Since Sina Weibo has a pretty good API, and since we do download lots of data every day, it just makes good sense to keep an archive of deleted posts.

The strategy is very straightforward and only incurs a negligible extra number of hits against the API:
- Take the statuses/user_timeline function for each user in your list (we have 2,500 in a sub-list).
- Extract the IDs of all 200 posts in the response and save as a text file, one ID per line. They are already ordered chronologically.
- You should have a previous list of IDs. Use diff to compare both files.
- Loop through the output of the diff.
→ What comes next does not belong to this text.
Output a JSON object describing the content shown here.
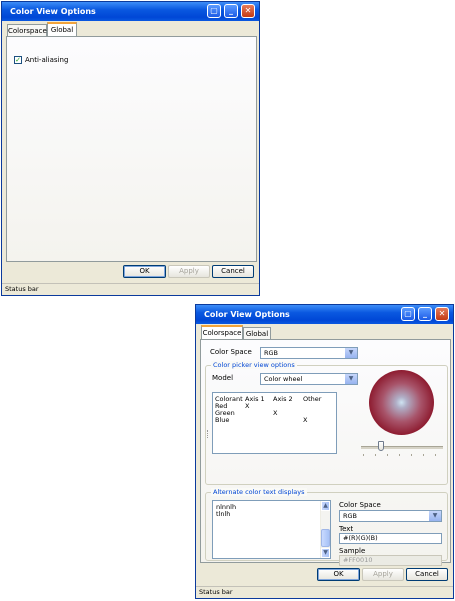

Mark all the IDs that appear in the previous version, but not the new one.
- Those IDs are the deleted posts.
- Mark them, and send your alert, etc. (We also hit the API again on statuses/show to double-check if the post was really deleted.)
- Overwrite the old ID list with the new one.
- Repeat whenever you can fetch a new version of the timeline (you might be rate-limited by Sina if you do it too often).


Searching our Sina and QQ Weibo archive

Screenshot at 2012-01-19 17:15:45

We had a search engine built a while ago for Sina Weibo archive, and since yesterday, also for the QQ Weibo archive. We use Lucene as the indexer (to do quick full-text searches) and then store all linked information in our standard database. The difference with the real search engines provided on the Sina and QQ Weibo websites is that we don’t currently implement any weighing, and the results are just everything we got, ordered by publication date.

We index at every four hours, so there’s at least a 30 minutes delay, and at most around 4 hrs 30 minutes. There’s paging, too. Because we’re not Google, be sure to understand that queries normally take up to 1 minute to run (more if there’s lots of activity on the server). The search by region / province on the Sina search is also uber-slow.

Cool feature: you can link directly to searches! For instance, if you were interested in racing celebrity Han Han (韩寒) who has been under fire recently, you may use a link such as these:
http://research.jmsc.hku.hk/social/search.py/qqweibo/?q=韩寒
http://research.jmsc.hku.hk/social/search.py/sinaweibo/?q=韩寒

Other cool feature: Google Translate! Write your search query in your language, and behind the scenes, we’ll try to send a query to the Google Translate API. You’ll know whether it worked when you get your results.


Ma Ying-jeou in pictures on WeiboScope

When you check out WeiboScope today, what you will notice are Yao Ming with sleeping delegates at the Shanghai CPPCC and Ma Ying-jeou, Taiwan’s president re-elected for a second 4-year term on Saturday (there’s also this weird meme of Zhou Qifeng, Peking University’s president, grinning uncontrollably alongside Li Keqiang, China’s Vice-Premier).

mayingjeou

But what really caught my eye were all the photos sitting at the top of our Sina Weibo data stack, which probably ranges in the thousands when you look at the bottom of the stack. The image wall here above was generated using the image search portion of WeiboScope. There’s one particularly making rounds of Ma in the US with his future wife, Zhou Meiqing.